Only four other pages of this high quality series survive, all formerly in the possession of Nasli Heeramaneck and now in the Nelson-Atkins Museum, Kansas City, acquired by them in 1931 (see Zebrowski 1983, nos.199-202 and Heeramaneck 1984, pls.241-244). Zebrowski discerned the hands of three different artists, commenting that the artist of the present work "has a more original spirit...although the mood is formal and the colours are dark tones of green, black and tan, gorgeous details compensate. We delight in the baroque bouquets of flowers, chirping red parrots and toy palm trees.
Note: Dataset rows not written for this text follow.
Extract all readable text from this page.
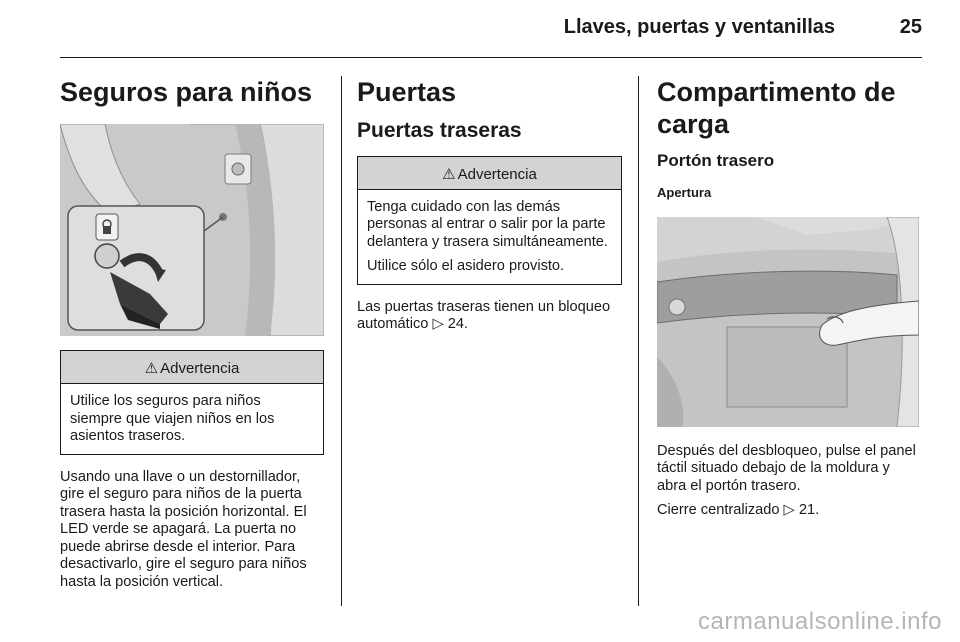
Llaves, puertas y ventanillas	25
Seguros para niños
⚠ Advertencia

Utilice los seguros para niños siempre que viajen niños en los asientos traseros.

Usando una llave o un destornillador, gire el seguro para niños de la puerta trasera hasta la posición horizontal. El LED verde se apagará. La puerta no puede abrirse desde el interior. Para desactivarlo, gire el seguro para niños hasta la posición vertical.

Puertas
Puertas traseras
⚠ Advertencia

Tenga cuidado con las demás personas al entrar o salir por la parte delantera y trasera simultáneamente.

Utilice sólo el asidero provisto.

Las puertas traseras tienen un bloqueo automático ▷ 24.

Compartimento de carga
Portón trasero
Apertura

Después del desbloqueo, pulse el panel táctil situado debajo de la moldura y abra el portón trasero.

Cierre centralizado ▷ 21.

carmanualsonline.info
But what makes this picture so powerful compared to its companions? Perhaps it is the bold diagonals leading towards the mysterious white castle on a hill, which provide a welcome escape from the rigidity of the terrace world." (p.227).
The atelier that produced this Ragamala series may also have been responsible for a series of manuscript illustrations produced at Bidar at the same period, some of which were historical scenes related to the Qutb Shahi dynasty of Golconda, and others mythological scenes. Folios from this group are present in the Fondation Custodia, Paris, the Rietberg Museum, Zurich and the San Diego Museum of Art (formerly Edwin Binney Collection) (see Gahlin 1991, no.46, 47; Zebrowski 1983, nos.195-198; Binney 1973, no.148, pp.170-171), and in private collections (see sales in these rooms 3 May 2001, lot 83, and 25 April 2002, lot 52).